A NodeJS project which will allow a client to post an image to the api and return the text from the image.
- nodejs (>= 6.9.0) installed on your server
- npm installed on your server
- homebrew installed and functional (only if you intend to follow the steps below to install tesseract-ocr). (note if you dont use a mac you will need to substitute for the appropriate package manager commands here)
- Download and unzip Source from github
- CD into download directory
- % npm install
- Edit config/default.json (set images path, listening port, etc)
- % brew install leptonica --with-libtiff
- % brew install imagemagick
- % brew install tesseract --with-all-languages
Open the config/default.json file.
Start the application like you would any other node application by using the command npm start from the application home directory.
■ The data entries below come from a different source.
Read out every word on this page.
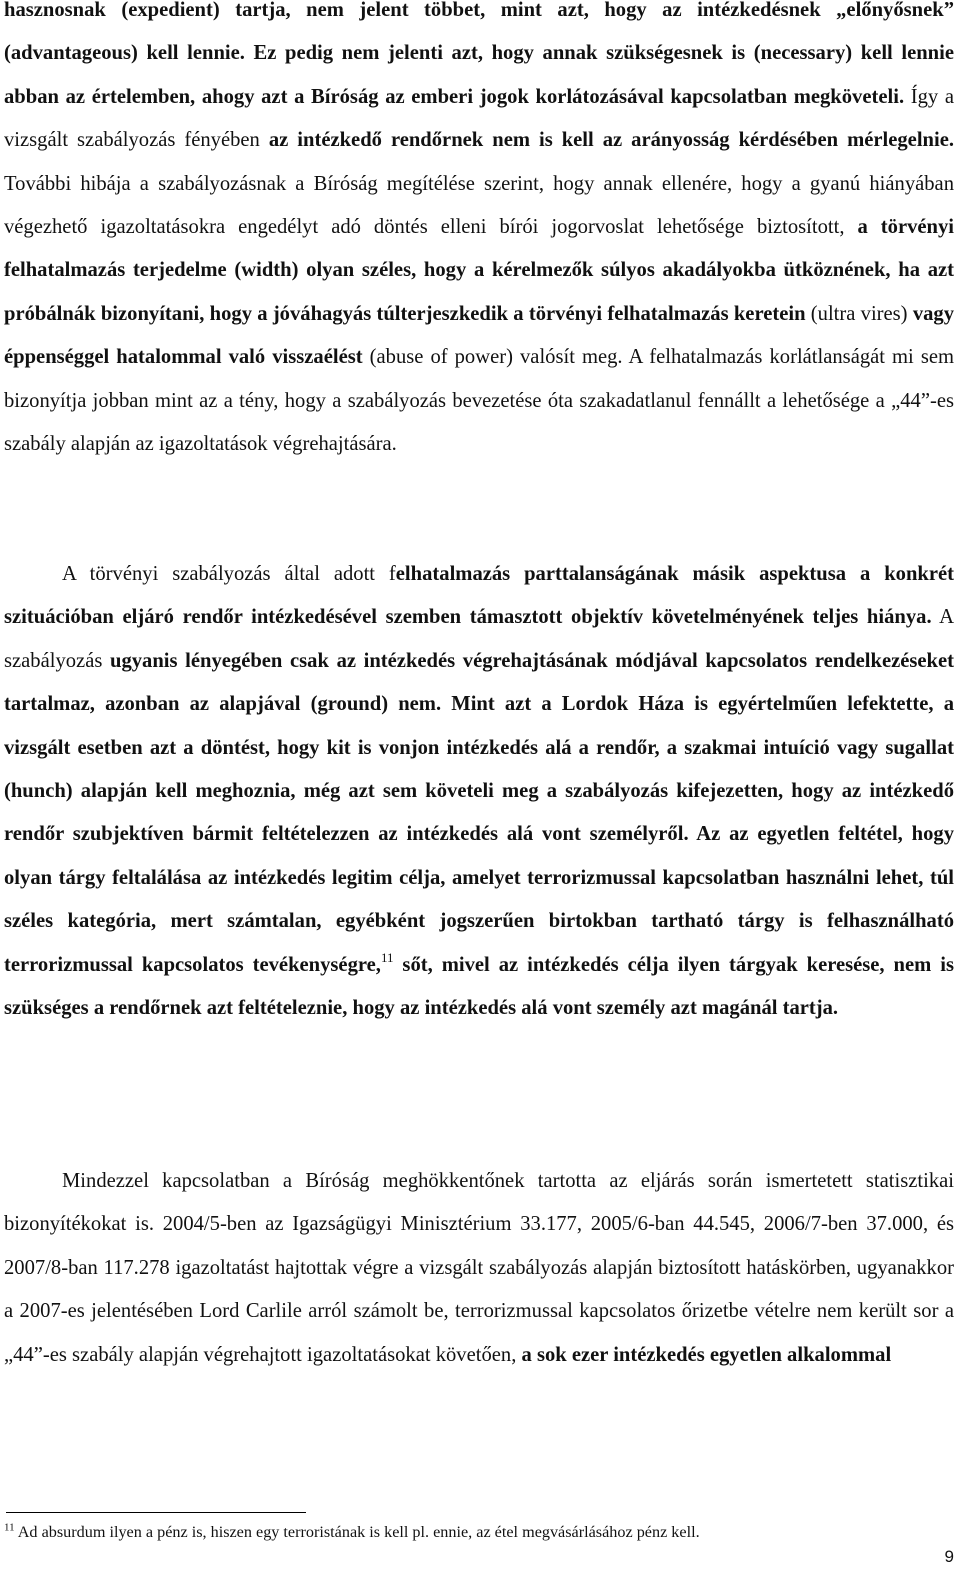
hasznosnak (expedient) tartja, nem jelent többet, mint azt, hogy az intézkedésnek „előnyősnek” (advantageous) kell lennie. Ez pedig nem jelenti azt, hogy annak szükségesnek is (necessary) kell lennie abban az értelemben, ahogy azt a Bíróság az emberi jogok korlátozásával kapcsolatban megköveteli. Így a vizsgált szabályozás fényében az intézkedő rendőrnek nem is kell az arányosság kérdésében mérlegelnie. További hibája a szabályozásnak a Bíróság megítélése szerint, hogy annak ellenére, hogy a gyanú hiányában végezhető igazoltatásokra engedélyt adó döntés elleni bírói jogorvoslat lehetősége biztosított, a törvényi felhatalmazás terjedelme (width) olyan széles, hogy a kérelmezők súlyos akadályokba ütköznének, ha azt próbálnák bizonyítani, hogy a jóváhagyás túlterjeszkedik a törvényi felhatalmazás keretein (ultra vires) vagy éppenséggel hatalommal való visszaélést (abuse of power) valósít meg. A felhatalmazás korlátlanságát mi sem bizonyítja jobban mint az a tény, hogy a szabályozás bevezetése óta szakadatlanul fennállt a lehetősége a „44”-es szabály alapján az igazoltatások végrehajtására.

A törvényi szabályozás által adott felhatalmazás parttalanságának másik aspektusa a konkrét szituációban eljáró rendőr intézkedésével szemben támasztott objektív követelményének teljes hiánya. A szabályozás ugyanis lényegében csak az intézkedés végrehajtásának módjával kapcsolatos rendelkezéseket tartalmaz, azonban az alapjával (ground) nem. Mint azt a Lordok Háza is egyértelműen lefektette, a vizsgált esetben azt a döntést, hogy kit is vonjon intézkedés alá a rendőr, a szakmai intuíció vagy sugallat (hunch) alapján kell meghoznia, még azt sem követeli meg a szabályozás kifejezetten, hogy az intézkedő rendőr szubjektíven bármit feltételezzen az intézkedés alá vont személyről. Az az egyetlen feltétel, hogy olyan tárgy feltalálása az intézkedés legitim célja, amelyet terrorizmussal kapcsolatban használni lehet, túl széles kategória, mert számtalan, egyébként jogszerűen birtokban tartható tárgy is felhasználható terrorizmussal kapcsolatos tevékenységre,$^{11}$ sőt, mivel az intézkedés célja ilyen tárgyak keresése, nem is szükséges a rendőrnek azt feltételeznie, hogy az intézkedés alá vont személy azt magánál tartja.

Mindezzel kapcsolatban a Bíróság meghökkentőnek tartotta az eljárás során ismertetett statisztikai bizonyítékokat is. 2004/5-ben az Igazságügyi Minisztérium 33.177, 2005/6-ban 44.545, 2006/7-ben 37.000, és 2007/8-ban 117.278 igazoltatást hajtottak végre a vizsgált szabályozás alapján biztosított hatáskörben, ugyanakkor a 2007-es jelentésében Lord Carlile arról számolt be, terrorizmussal kapcsolatos őrizetbe vételre nem került sor a „44”-es szabály alapján végrehajtott igazoltatásokat követően, a sok ezer intézkedés egyetlen alkalommal

$^{11}$ Ad absurdum ilyen a pénz is, hiszen egy terroristának is kell pl. ennie, az étel megvásárlásához pénz kell.

9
Alternatively you may use any process manager Note: I have been unable to get this working with PM2, there is a conflict with node-config I recommend using strongloop as I had no problems running the application under it, but thats just personal pref.
Testing the webservice...
- Use a simple image containing text you want to ocr (eng_bw.jpg from tesseractjs website is my goto)
- Start the restful-ocr server
- Using curl post the image:
curl -F filedata=@/path/to/image/eng_bw.png "http://localhost:3000/api/upload"
If everything is working properly you should see your text returned. Note that especially when using tesseractjs this may take some time.
If you wish to package the application for easy deployment to a server, this can be done easily using gulp.
- % npm install (This should already be done, but saying it again to be sure)
- % node ./node_modules/gulp/bin/gulp.js
Thats it, there should now be a zip file located in the dist directory. You can unzip this on any server with nodejs installed and follow the Operation steps to run the webservice.